I cannot accept my conclusions, and so I must continue this photographic investigation further and deeper.”
I remember the day after I read this quote I shot about 500 images in an hour and a half. I was running around like a headless chicken and even whizzed past Sonia O’Sullivan [famous Irish Olympic runner], who I happened to shoot buying her sausages in the market. I guess what the text might have taught me is that while most people are caring about each other they can’t see the bigger picture, at least for what it is. Winogrand [like the other great social photographers] cared for the collective but firstly wanted to see it as it was, not as we have become so accustomed to it being portrayed through the media storm.
In the end what we are left with is a man who sought to continually know more through his visual conquest in opposition to what we call ‘the media’ so often portrays. He was a man who found his central purpose in searching and questioning as opposed to the finding of answers. Possibly Winogrand was his own greatest enigma. “Maybe we are our faces” was a phrase that struck me as from a man who was willing to dig deeper into the dark canyons of identity yet what he found was less and less familiar from what we usually choose to label our civilised selves on the surface. The zoo photographer references?
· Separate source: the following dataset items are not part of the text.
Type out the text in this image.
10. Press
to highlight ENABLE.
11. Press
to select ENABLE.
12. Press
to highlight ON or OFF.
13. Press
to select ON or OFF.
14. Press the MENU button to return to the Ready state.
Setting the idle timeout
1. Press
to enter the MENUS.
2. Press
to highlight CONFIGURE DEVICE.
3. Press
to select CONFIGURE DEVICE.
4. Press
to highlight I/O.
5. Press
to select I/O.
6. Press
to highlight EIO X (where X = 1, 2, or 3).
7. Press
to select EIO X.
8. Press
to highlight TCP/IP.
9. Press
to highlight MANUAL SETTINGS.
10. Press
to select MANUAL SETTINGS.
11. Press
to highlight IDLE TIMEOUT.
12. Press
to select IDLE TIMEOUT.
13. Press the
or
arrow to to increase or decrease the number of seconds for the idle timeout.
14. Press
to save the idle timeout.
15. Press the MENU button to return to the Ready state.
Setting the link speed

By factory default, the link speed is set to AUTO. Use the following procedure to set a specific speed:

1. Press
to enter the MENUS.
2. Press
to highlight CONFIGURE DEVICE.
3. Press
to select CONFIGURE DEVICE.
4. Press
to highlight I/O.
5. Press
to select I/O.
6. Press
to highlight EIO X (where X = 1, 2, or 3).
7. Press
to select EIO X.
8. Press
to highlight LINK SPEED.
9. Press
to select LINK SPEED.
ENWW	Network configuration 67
Perhaps we are all the animals locked within the bars of a society repressing us from expressing the real and ever present animal desires within. Maybe that’s what he means when he’s talking about getting beyond our preconceptions, namely of the modern world and all the illusions and distractions that it causes us to reside within. Getting back to ourselves, calling things what they are, it seems not too much to ask of us all?
Rather than ramble any further about the ideas of who some may consider the god of photography bar none, Id like to suggest John Szarkowski’s analysis of Winogrand. I believe this text is more inciteful of his techniques/strategies than anything else ever written about him by some distance. Szarkowski was the photographic curator at MOMA in New York, he was vital for the prosperity of American art photography as well as a personal friend of Winogrand.